Sulu attack bares new ‘juramentados’
MANILA, Philippines — The suicide bombings that targeted an Army camp in Indanan, Sulu last month could have been perpetrated by a new breed of Abu Sayyaf bandits, Defense Secretary Delfin Lorenzana said yesterday.
Lorenzana believed that the perpetrators of the attack on the headquarters of the First Brigade Combat Team were highly radicalized young Muslims.
“During the American occupation, local Muslim fighters known as ‘juramentados’ launched suicide attacks against the US forces in Mindanao,” he said.
“Filipino Muslims are not capable of carrying suicide bombings. But if you go back to history during the American occupation between 1901 and 1915, juramentados assaulted the Americans,” he added.
Lorenzana, however, said they could only confirm if the slain attacker was a Filipino once the DNA sample from the remains of the bomber matched that of a woman who claimed to be his mother.
Investigators were also working on a DNA sample from the remains of the other attacker, whom Armed Forces Western Mindanao Command chief Lt.
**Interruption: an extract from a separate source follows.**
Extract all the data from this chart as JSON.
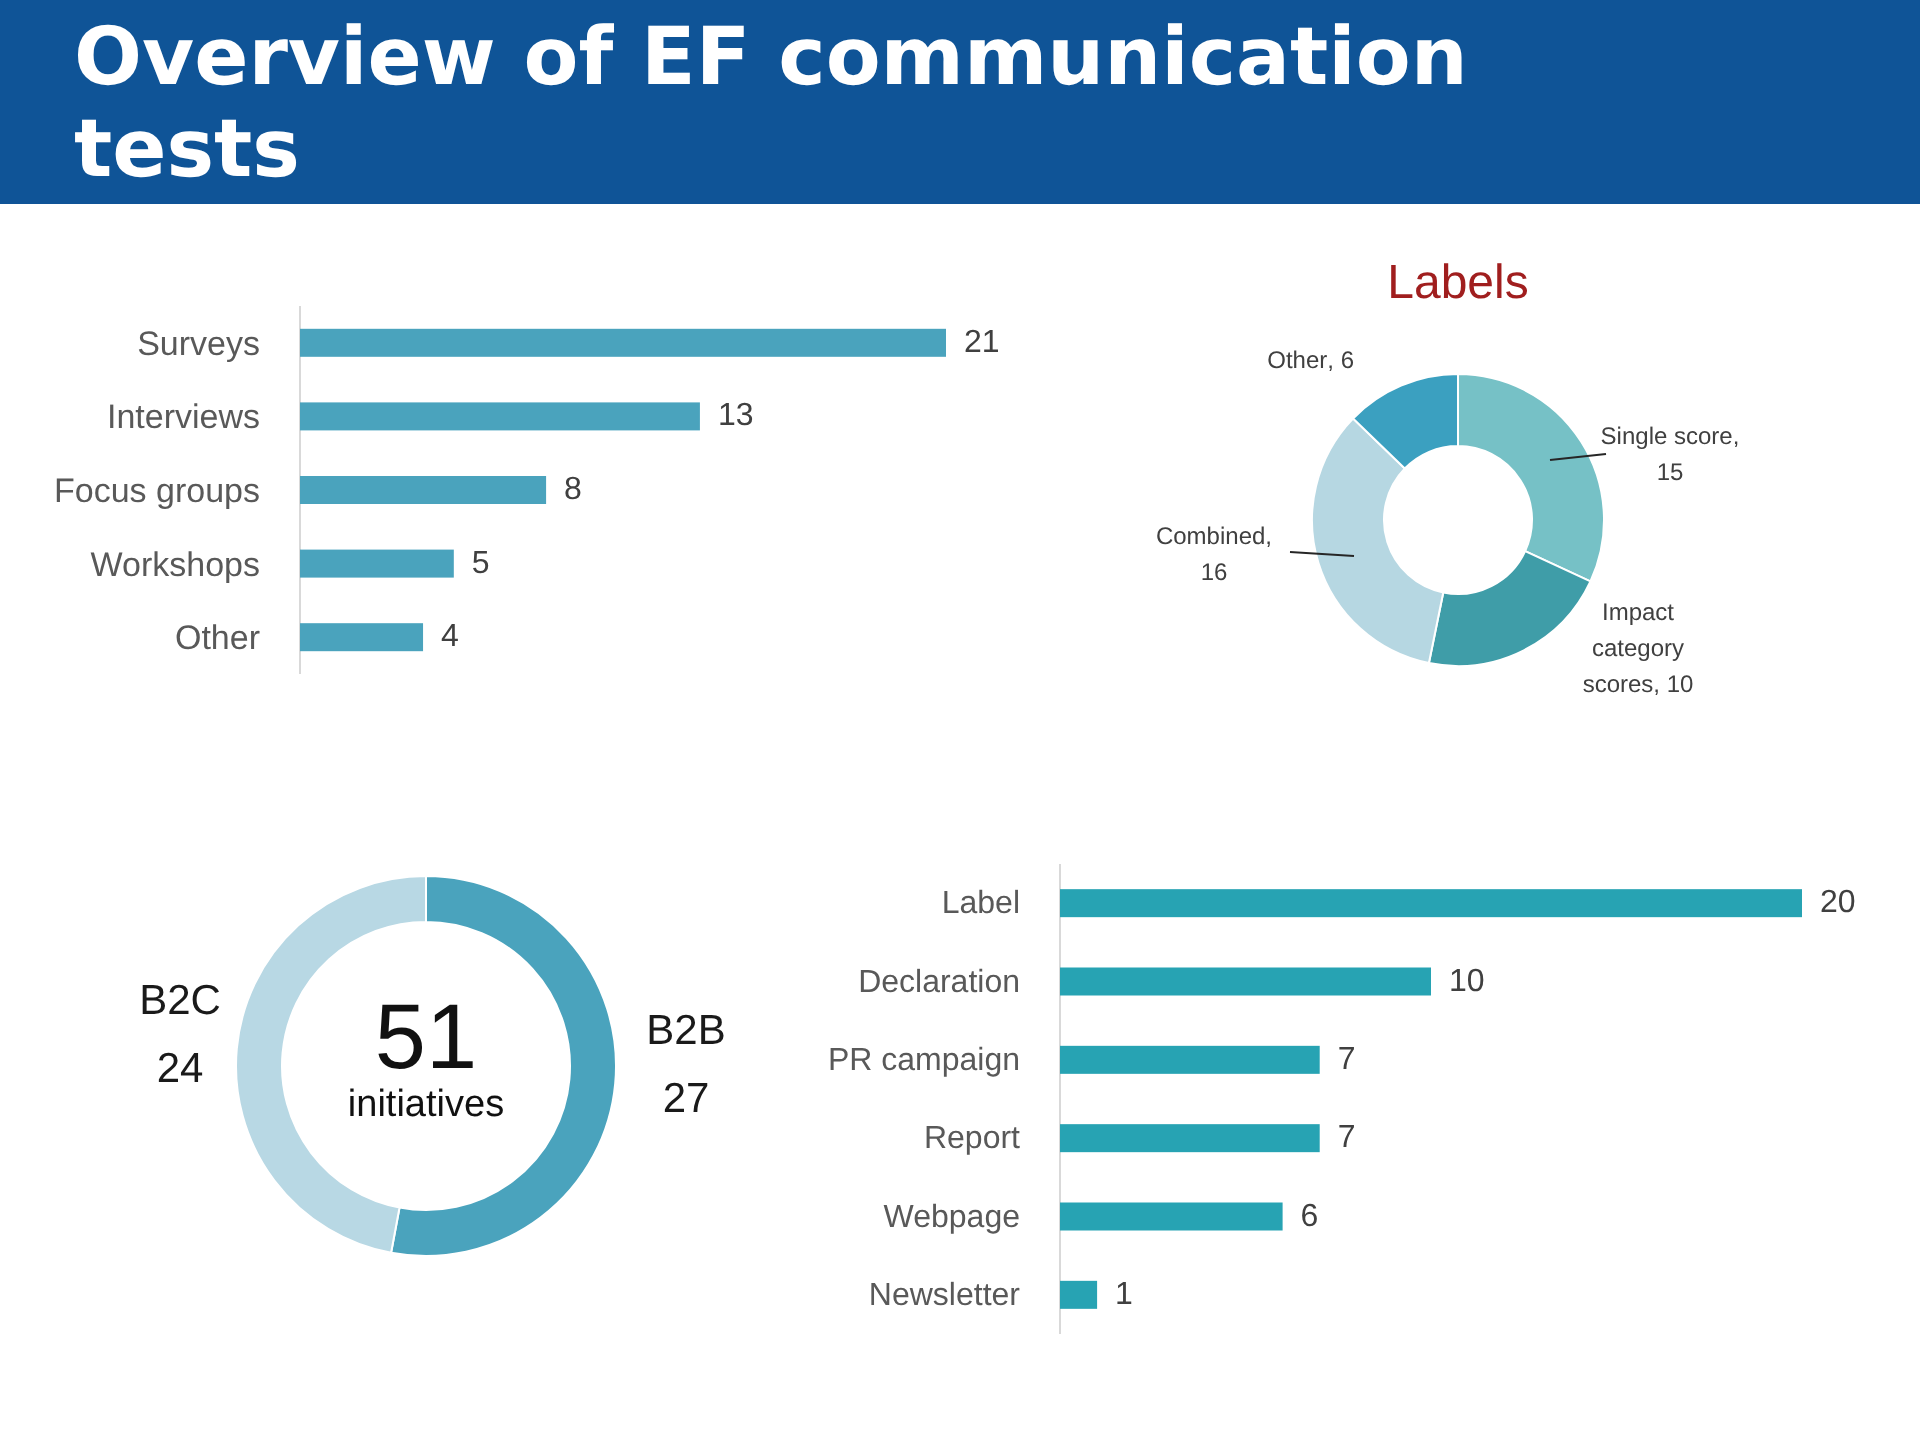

Gen. Cirilito Sobejana said could be the son of the Moroccan attacker in another suicide bombing incident in Lamitan, Basilan in July last year.
Sobejana identified one of the suicide bombers as 23-year-old Norman Lasuca.
Lasuca’s dismembered body was identified by a woman known only as Vivian, who claimed to be his mother.
“We are still trying to determine the veracity of that claim by matching the DNA samples of the bomber and that of his supposed mother,” Lorenzana said.
The twin blasts that rocked the Army camp on June 28 left three soldiers and three civilians dead and scores wounded.
A senior security official backed Lorenzana’s theory that the Abu Sayyaf could be employing “juramentado” tactics in fighting government forces in Sulu.